Publication | Closed Access
Speech and melody recognition in binaurally combined acoustic and electric hearing
350
Citations
48
References
2005
Year
Speech recognition in noise and music perception is especially challenging for current cochlear implant users. The study investigates whether residual low‑frequency acoustic hearing combined with electric hearing improves performance over either mode alone in cochlear implant users. The authors evaluated speech recognition in noise and melody recognition in music by measuring performance with acoustic, electric, and combined hearing in five cochlear implant users. Residual low‑frequency acoustic hearing alone did not aid speech recognition in noise but markedly improved performance when combined with electric hearing, whereas it alone yielded better melody recognition than electric hearing, highlighting the need to encode fine‑structure cues in cochlear implants.
Speech recognition in noise and music perception is especially challenging for current cochlear implant users. The present study utilizes the residual acoustic hearing in the nonimplanted ear in five cochlear implant users to elucidate the role of temporal fine structure at low frequencies in auditory perception and to test the hypothesis that combined acoustic and electric hearing produces better performance than either mode alone. The first experiment measured speech recognition in the presence of competing noise.
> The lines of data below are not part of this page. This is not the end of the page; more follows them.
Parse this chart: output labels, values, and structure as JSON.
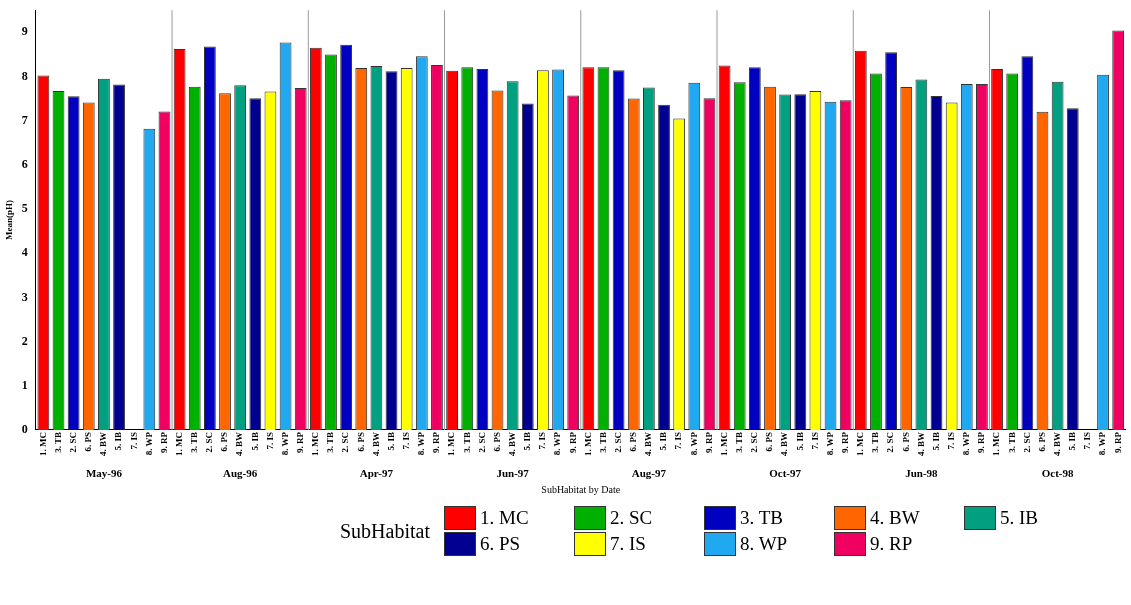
{
  "chart_data": {
    "type": "bar",
    "xlabel": "SubHabitat by Date",
    "ylabel": "Mean(pH)",
    "legend_title": "SubHabitat",
    "legend": "bottom",
    "grid": false,
    "categories": [
      "1. MC",
      "3. TB",
      "2. SC",
      "6. PS",
      "4. BW",
      "5. IB",
      "7. IS",
      "8. WP",
      "9. RP",
      "1. MC",
      "3. TB",
      "2. SC",
      "6. PS",
      "4. BW",
      "5. IB",
      "7. IS",
      "8. WP",
      "9. RP",
      "1. MC",
      "3. TB",
      "2. SC",
      "6. PS",
      "4. BW",
      "5. IB",
      "7. IS",
      "8. WP",
      "9. RP",
      "1. MC",
      "3. TB",
      "2. SC",
      "6. PS",
      "4. BW",
      "5. IB",
      "7. IS",
      "8. WP",
      "9. RP",
      "1. MC",
      "3. TB",
      "2. SC",
      "6. PS",
      "4. BW",
      "5. IB",
      "7. IS",
      "8. WP",
      "9. RP",
      "1. MC",
      "3. TB",
      "2. SC",
      "6. PS",
      "4. BW",
      "5. IB",
      "7. IS",
      "8. WP",
      "9. RP",
      "1. MC",
      "3. TB",
      "2. SC",
      "6. PS",
      "4. BW",
      "5. IB",
      "7. IS",
      "8. WP",
      "9. RP",
      "1. MC",
      "3. TB",
      "2. SC",
      "6. PS",
      "4. BW",
      "5. IB",
      "7. IS",
      "8. WP",
      "9. RP"
    ],
    "annotations": [
      "May-96",
      "Aug-96",
      "Apr-97",
      "Jun-97",
      "Aug-97",
      "Oct-97",
      "Jun-98",
      "Oct-98"
    ],
    "ylim": [
      0,
      9.5
    ],
    "yticks": [
      0,
      1,
      2,
      3,
      4,
      5,
      6,
      7,
      8,
      9
    ],
    "series": [
      {
        "name": "1. MC",
        "color": "#ff0000",
        "values": [
          8.02,
          null,
          null,
          null,
          null,
          null,
          null,
          null,
          null,
          8.62,
          null,
          null,
          null,
          null,
          null,
          null,
          null,
          null,
          8.65,
          null,
          null,
          null,
          null,
          null,
          null,
          null,
          null,
          8.13,
          null,
          null,
          null,
          null,
          null,
          null,
          null,
          null,
          8.21,
          null,
          null,
          null,
          null,
          null,
          null,
          null,
          null,
          8.25,
          null,
          null,
          null,
          null,
          null,
          null,
          null,
          null,
          8.58,
          null,
          null,
          null,
          null,
          null,
          null,
          null,
          null,
          8.17,
          null,
          null,
          null,
          null,
          null,
          null,
          null,
          null
        ]
      },
      {
        "name": "2. SC",
        "color": "#00b000",
        "values": [
          null,
          7.67,
          null,
          null,
          null,
          null,
          null,
          null,
          null,
          null,
          7.77,
          null,
          null,
          null,
          null,
          null,
          null,
          null,
          null,
          8.5,
          null,
          null,
          null,
          null,
          null,
          null,
          null,
          null,
          8.21,
          null,
          null,
          null,
          null,
          null,
          null,
          null,
          null,
          8.21,
          null,
          null,
          null,
          null,
          null,
          null,
          null,
          null,
          7.87,
          null,
          null,
          null,
          null,
          null,
          null,
          null,
          null,
          8.07,
          null,
          null,
          null,
          null,
          null,
          null,
          null,
          null,
          8.07,
          null,
          null,
          null,
          null,
          null,
          null,
          null
        ]
      },
      {
        "name": "3. TB",
        "color": "#0000c0",
        "values": [
          null,
          null,
          7.55,
          null,
          null,
          null,
          null,
          null,
          null,
          null,
          null,
          8.68,
          null,
          null,
          null,
          null,
          null,
          null,
          null,
          null,
          8.72,
          null,
          null,
          null,
          null,
          null,
          null,
          null,
          null,
          8.17,
          null,
          null,
          null,
          null,
          null,
          null,
          null,
          null,
          8.14,
          null,
          null,
          null,
          null,
          null,
          null,
          null,
          null,
          8.21,
          null,
          null,
          null,
          null,
          null,
          null,
          null,
          null,
          8.55,
          null,
          null,
          null,
          null,
          null,
          null,
          null,
          null,
          8.46,
          null,
          null,
          null,
          null,
          null,
          null
        ]
      },
      {
        "name": "4. BW",
        "color": "#ff6600",
        "values": [
          null,
          null,
          null,
          7.41,
          null,
          null,
          null,
          null,
          null,
          null,
          null,
          null,
          7.62,
          null,
          null,
          null,
          null,
          null,
          null,
          null,
          null,
          8.19,
          null,
          null,
          null,
          null,
          null,
          null,
          null,
          null,
          7.68,
          null,
          null,
          null,
          null,
          null,
          null,
          null,
          null,
          7.5,
          null,
          null,
          null,
          null,
          null,
          null,
          null,
          null,
          7.77,
          null,
          null,
          null,
          null,
          null,
          null,
          null,
          null,
          7.76,
          null,
          null,
          null,
          null,
          null,
          null,
          null,
          null,
          7.2,
          null,
          null,
          null,
          null,
          null
        ]
      },
      {
        "name": "5. IB",
        "color": "#00a080",
        "values": [
          null,
          null,
          null,
          null,
          7.95,
          null,
          null,
          null,
          null,
          null,
          null,
          null,
          null,
          7.8,
          null,
          null,
          null,
          null,
          null,
          null,
          null,
          null,
          8.24,
          null,
          null,
          null,
          null,
          null,
          null,
          null,
          null,
          7.89,
          null,
          null,
          null,
          null,
          null,
          null,
          null,
          null,
          7.75,
          null,
          null,
          null,
          null,
          null,
          null,
          null,
          null,
          7.59,
          null,
          null,
          null,
          null,
          null,
          null,
          null,
          null,
          7.93,
          null,
          null,
          null,
          null,
          null,
          null,
          null,
          null,
          7.88,
          null,
          null,
          null,
          null
        ]
      },
      {
        "name": "6. PS",
        "color": "#000090",
        "values": [
          null,
          null,
          null,
          null,
          null,
          7.82,
          null,
          null,
          null,
          null,
          null,
          null,
          null,
          null,
          7.51,
          null,
          null,
          null,
          null,
          null,
          null,
          null,
          null,
          8.12,
          null,
          null,
          null,
          null,
          null,
          null,
          null,
          null,
          7.39,
          null,
          null,
          null,
          null,
          null,
          null,
          null,
          null,
          7.36,
          null,
          null,
          null,
          null,
          null,
          null,
          null,
          null,
          7.6,
          null,
          null,
          null,
          null,
          null,
          null,
          null,
          null,
          7.56,
          null,
          null,
          null,
          null,
          null,
          null,
          null,
          null,
          7.28,
          null,
          null,
          null
        ]
      },
      {
        "name": "7. IS",
        "color": "#ffff00",
        "values": [
          null,
          null,
          null,
          null,
          null,
          null,
          null,
          null,
          null,
          null,
          null,
          null,
          null,
          null,
          null,
          7.66,
          null,
          null,
          null,
          null,
          null,
          null,
          null,
          null,
          8.19,
          null,
          null,
          null,
          null,
          null,
          null,
          null,
          null,
          8.14,
          null,
          null,
          null,
          null,
          null,
          null,
          null,
          null,
          7.05,
          null,
          null,
          null,
          null,
          null,
          null,
          null,
          null,
          7.67,
          null,
          null,
          null,
          null,
          null,
          null,
          null,
          null,
          7.41,
          null,
          null,
          null,
          null,
          null,
          null,
          null,
          null,
          null,
          null,
          null
        ]
      },
      {
        "name": "8. WP",
        "color": "#20a8f0",
        "values": [
          null,
          null,
          null,
          null,
          null,
          null,
          null,
          6.82,
          null,
          null,
          null,
          null,
          null,
          null,
          null,
          null,
          8.77,
          null,
          null,
          null,
          null,
          null,
          null,
          null,
          null,
          8.46,
          null,
          null,
          null,
          null,
          null,
          null,
          null,
          null,
          8.16,
          null,
          null,
          null,
          null,
          null,
          null,
          null,
          null,
          7.86,
          null,
          null,
          null,
          null,
          null,
          null,
          null,
          null,
          7.43,
          null,
          null,
          null,
          null,
          null,
          null,
          null,
          null,
          7.83,
          null,
          null,
          null,
          null,
          null,
          null,
          null,
          null,
          8.04,
          null
        ]
      },
      {
        "name": "9. RP",
        "color": "#f00060",
        "values": [
          null,
          null,
          null,
          null,
          null,
          null,
          null,
          null,
          7.21,
          null,
          null,
          null,
          null,
          null,
          null,
          null,
          null,
          7.74,
          null,
          null,
          null,
          null,
          null,
          null,
          null,
          null,
          8.26,
          null,
          null,
          null,
          null,
          null,
          null,
          null,
          null,
          7.57,
          null,
          null,
          null,
          null,
          null,
          null,
          null,
          null,
          7.51,
          null,
          null,
          null,
          null,
          null,
          null,
          null,
          null,
          7.46,
          null,
          null,
          null,
          null,
          null,
          null,
          null,
          null,
          7.83,
          null,
          null,
          null,
          null,
          null,
          null,
          null,
          null,
          9.04
        ]
      }
    ]
  }
}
It was found that, although the residual low-frequency (<1000 Hz) acoustic hearing produced essentially no recognition for speech recognition in noise, it significantly enhanced performance when combined with the electric hearing. The second experiment measured melody recognition in the same group of subjects and found that, contrary to the speech recognition result, the low-frequency acoustic hearing produced significantly better performance than the electric hearing. It is hypothesized that listeners with combined acoustic and electric hearing might use the correlation between the salient pitch in low-frequency acoustic hearing and the weak pitch in the envelope to enhance segregation between signal and noise. The present study suggests the importance and urgency of accurately encoding the fine-structure cue in cochlear implants.